Vehicle access Print

Design Outcome

Subdivision design incorporates vehicle access to sections. Future purchasers are made aware when sections are subject to vehicle access restrictions, such as steep slopes.

​​​​​​​​​​​​​Planning for vehicle access, particularly on sloping sites or sites adjoining busy roads, can be a major limitation on house design and must be considered early in the subdivision design. 

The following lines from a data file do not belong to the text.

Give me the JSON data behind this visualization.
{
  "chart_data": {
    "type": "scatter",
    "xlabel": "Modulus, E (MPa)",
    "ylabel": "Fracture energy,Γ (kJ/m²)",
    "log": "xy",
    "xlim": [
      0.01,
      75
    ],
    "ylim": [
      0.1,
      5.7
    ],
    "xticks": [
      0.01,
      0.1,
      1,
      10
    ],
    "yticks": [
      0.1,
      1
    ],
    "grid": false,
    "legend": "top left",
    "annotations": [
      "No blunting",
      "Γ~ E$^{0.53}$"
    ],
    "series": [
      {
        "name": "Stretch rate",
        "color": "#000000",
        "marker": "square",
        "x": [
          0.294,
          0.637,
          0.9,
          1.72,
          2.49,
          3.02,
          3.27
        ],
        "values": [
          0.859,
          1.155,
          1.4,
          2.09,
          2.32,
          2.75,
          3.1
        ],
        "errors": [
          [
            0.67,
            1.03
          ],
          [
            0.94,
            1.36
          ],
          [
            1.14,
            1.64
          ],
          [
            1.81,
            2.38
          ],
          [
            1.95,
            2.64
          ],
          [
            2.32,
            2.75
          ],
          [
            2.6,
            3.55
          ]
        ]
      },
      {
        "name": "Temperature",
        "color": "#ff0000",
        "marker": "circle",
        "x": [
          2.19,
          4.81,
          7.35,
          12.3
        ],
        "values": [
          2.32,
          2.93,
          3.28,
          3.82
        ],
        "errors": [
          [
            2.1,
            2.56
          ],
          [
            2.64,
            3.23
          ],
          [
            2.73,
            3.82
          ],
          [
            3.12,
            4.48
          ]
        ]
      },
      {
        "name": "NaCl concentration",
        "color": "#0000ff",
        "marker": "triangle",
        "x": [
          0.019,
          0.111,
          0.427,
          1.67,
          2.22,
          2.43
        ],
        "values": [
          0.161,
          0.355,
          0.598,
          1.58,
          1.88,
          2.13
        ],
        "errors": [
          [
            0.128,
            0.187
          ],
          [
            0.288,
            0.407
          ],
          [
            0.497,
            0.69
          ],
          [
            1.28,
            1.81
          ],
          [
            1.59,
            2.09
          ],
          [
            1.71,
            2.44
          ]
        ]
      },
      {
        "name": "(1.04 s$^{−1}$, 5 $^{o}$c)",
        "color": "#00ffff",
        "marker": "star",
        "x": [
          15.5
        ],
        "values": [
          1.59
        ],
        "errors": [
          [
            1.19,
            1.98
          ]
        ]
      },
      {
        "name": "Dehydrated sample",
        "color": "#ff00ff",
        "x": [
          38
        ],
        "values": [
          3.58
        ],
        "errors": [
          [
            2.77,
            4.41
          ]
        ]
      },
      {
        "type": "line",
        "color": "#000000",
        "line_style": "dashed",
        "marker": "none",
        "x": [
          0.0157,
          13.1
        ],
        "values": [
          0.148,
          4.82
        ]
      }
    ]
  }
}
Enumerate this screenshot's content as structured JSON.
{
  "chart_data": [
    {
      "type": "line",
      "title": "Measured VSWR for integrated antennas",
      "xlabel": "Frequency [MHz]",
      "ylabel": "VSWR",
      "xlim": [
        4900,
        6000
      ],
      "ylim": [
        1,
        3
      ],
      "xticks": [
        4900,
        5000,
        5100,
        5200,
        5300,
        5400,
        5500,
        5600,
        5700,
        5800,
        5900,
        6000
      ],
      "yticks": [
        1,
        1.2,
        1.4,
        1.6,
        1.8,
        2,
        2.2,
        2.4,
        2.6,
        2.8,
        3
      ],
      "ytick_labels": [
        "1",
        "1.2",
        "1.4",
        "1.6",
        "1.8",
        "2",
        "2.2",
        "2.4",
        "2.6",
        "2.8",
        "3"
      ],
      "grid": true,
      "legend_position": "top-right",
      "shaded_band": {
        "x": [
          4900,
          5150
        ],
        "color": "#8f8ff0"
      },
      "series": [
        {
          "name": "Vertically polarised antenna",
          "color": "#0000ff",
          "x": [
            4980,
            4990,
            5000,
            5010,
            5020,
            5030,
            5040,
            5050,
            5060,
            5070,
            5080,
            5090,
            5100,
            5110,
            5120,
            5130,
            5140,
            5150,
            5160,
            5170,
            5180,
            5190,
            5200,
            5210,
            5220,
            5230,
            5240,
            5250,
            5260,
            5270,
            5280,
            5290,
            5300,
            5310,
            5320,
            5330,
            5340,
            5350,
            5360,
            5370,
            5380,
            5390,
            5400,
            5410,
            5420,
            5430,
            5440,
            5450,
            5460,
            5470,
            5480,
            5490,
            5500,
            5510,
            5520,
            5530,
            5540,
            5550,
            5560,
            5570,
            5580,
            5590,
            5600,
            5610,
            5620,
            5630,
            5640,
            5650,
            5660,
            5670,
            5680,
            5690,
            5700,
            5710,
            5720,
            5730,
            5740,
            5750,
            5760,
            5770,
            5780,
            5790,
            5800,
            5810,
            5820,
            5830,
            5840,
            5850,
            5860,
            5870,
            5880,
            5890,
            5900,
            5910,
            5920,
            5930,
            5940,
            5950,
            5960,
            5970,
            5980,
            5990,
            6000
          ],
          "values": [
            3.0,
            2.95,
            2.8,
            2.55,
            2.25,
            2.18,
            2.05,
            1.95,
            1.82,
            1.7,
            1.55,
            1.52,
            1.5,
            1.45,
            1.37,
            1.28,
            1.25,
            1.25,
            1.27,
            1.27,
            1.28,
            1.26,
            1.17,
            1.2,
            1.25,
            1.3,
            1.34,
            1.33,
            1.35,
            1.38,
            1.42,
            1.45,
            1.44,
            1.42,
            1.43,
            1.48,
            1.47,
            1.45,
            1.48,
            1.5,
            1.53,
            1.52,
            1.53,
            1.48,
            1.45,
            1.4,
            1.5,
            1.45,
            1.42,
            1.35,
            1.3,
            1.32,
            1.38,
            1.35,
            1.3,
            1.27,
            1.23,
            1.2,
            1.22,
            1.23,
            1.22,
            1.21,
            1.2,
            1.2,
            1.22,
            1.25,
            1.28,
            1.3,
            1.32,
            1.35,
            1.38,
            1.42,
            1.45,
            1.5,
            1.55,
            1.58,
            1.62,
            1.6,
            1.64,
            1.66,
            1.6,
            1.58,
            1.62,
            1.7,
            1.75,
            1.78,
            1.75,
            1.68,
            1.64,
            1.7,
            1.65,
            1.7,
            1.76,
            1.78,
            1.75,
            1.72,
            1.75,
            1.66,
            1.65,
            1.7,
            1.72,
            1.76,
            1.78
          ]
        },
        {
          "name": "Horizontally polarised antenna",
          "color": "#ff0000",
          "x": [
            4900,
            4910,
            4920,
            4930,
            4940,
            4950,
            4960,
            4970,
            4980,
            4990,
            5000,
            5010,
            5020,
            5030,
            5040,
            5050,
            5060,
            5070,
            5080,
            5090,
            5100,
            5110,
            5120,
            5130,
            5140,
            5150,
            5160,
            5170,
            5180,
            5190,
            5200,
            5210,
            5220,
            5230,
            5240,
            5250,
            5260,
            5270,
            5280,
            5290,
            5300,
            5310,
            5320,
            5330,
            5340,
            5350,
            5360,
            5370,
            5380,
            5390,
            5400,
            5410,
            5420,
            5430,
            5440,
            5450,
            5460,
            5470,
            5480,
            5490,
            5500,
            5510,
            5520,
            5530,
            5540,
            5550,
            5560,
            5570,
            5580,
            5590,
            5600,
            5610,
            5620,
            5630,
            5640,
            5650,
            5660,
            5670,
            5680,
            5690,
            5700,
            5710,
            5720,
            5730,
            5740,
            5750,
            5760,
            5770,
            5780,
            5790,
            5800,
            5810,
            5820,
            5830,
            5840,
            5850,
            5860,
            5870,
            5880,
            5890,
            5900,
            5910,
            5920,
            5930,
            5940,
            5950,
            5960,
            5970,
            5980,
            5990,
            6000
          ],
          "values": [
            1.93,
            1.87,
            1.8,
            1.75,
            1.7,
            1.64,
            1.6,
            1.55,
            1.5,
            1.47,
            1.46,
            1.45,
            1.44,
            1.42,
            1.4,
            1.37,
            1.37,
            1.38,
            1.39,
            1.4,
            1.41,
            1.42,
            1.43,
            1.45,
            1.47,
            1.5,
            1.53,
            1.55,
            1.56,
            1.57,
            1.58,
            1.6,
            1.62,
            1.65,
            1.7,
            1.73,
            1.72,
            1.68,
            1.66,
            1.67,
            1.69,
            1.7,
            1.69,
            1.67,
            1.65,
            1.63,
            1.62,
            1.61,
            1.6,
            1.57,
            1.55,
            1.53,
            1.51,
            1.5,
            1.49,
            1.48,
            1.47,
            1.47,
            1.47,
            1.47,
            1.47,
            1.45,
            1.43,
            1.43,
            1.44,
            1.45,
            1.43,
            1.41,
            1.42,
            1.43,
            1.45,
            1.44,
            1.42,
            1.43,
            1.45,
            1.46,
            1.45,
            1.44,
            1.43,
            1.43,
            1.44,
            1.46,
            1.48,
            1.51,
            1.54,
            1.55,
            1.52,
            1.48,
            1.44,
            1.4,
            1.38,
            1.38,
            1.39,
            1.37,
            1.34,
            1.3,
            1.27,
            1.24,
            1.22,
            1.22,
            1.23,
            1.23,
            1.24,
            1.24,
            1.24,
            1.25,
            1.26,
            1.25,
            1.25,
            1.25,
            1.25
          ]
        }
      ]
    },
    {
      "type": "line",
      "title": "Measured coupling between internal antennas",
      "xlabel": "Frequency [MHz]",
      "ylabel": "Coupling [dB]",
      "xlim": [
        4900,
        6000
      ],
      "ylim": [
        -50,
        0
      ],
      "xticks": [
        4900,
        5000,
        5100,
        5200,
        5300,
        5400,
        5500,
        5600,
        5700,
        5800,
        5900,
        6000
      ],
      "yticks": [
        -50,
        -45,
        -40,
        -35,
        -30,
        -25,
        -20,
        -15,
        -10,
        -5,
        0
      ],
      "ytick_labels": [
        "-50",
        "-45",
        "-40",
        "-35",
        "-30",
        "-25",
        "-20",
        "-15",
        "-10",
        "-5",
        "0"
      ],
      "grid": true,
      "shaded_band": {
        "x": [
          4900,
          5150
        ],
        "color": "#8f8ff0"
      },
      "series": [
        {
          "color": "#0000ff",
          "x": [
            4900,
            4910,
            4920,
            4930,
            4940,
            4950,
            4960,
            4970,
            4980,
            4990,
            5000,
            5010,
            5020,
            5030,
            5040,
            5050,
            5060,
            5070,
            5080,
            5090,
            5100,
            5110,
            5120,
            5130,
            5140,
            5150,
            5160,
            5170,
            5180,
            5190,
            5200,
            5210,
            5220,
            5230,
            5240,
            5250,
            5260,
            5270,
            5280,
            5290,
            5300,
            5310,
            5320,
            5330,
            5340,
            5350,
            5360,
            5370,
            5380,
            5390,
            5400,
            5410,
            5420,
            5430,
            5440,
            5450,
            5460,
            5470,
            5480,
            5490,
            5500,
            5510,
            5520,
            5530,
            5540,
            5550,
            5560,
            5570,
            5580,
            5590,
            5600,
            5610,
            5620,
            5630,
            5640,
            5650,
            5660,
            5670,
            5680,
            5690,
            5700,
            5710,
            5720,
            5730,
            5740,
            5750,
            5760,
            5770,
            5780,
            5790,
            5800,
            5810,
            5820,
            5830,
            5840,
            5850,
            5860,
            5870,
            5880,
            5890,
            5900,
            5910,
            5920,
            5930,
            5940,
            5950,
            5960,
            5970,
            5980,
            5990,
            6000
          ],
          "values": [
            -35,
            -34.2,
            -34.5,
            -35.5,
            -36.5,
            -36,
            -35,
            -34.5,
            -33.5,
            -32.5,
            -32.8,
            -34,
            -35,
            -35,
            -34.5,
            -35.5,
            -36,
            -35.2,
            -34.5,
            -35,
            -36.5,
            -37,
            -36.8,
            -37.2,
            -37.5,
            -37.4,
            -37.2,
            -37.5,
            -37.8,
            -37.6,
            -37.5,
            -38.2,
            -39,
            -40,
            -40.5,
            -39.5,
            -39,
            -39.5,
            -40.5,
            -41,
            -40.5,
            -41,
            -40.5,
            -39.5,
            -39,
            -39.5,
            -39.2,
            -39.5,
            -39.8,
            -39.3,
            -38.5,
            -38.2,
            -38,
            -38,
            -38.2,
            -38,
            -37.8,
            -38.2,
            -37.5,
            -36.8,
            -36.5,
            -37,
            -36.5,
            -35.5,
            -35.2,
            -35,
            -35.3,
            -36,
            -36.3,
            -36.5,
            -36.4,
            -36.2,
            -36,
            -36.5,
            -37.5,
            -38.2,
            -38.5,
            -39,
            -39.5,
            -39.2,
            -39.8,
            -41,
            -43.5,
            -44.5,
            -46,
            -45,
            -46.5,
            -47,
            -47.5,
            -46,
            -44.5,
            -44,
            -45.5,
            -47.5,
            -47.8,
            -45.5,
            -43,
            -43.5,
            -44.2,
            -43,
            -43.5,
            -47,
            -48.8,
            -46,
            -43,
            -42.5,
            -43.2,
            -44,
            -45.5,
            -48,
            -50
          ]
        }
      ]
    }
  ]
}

Circumstances where vehicle access is dictated include: 

  • sloping lots, due to the need for workable gradients from the street onto a parking pad, including transitions 
  • lots along busy roads, due to the need for on-site manoeuvring 
  • corner lots, due to the need to locate vehicle crossings as far away from the intersection as possible
  • lots along roads that have formed parking bays along them, due to the need to avoid vehicle crossings from cutting through the parking spaces.​​​

Better Design Practice

Lots should be designed so that vehicle access does not result in:
    • footpaths undermined by the presence of too many vehicle crossings
    • wide, sweeping vehicle crossings that allow cars to cross the footpath at very high speeds
    • the need for inefficient flush medians and other road features that allow for vehicles to queue before turning off the road
    • building platforms that are surrounded by driveways and turning spaces, and the associated noise these bring.
  • Ensure vehicle crossings do not result in a loss of existing on-street parking bays. 
  • Ensure purchasers are told when lots have restrictions (whether regulatory or practical) on where vehicle access can be located. 
  • Street and block design should avoid a prevalence of garages dominating the public street environment, by incorporating rear lanes and parking courts where possible.

Rules of Thumb

1. Include details of street trees, on-street parking bays and locations where vehicle access into sites could be provided without conflicting with street trees or parking bays on the subdivision’s landscaping plan.

2. Consider imposing requirements on how close to street trees a vehicle crossing can be without being subject to specific design requirements.

This can remove future problems associated with root growth damaging driveways and demand for tree removal by residents.

3. Consider planning lots to have shared vehicle access to minimise disruption to the street’s amenity.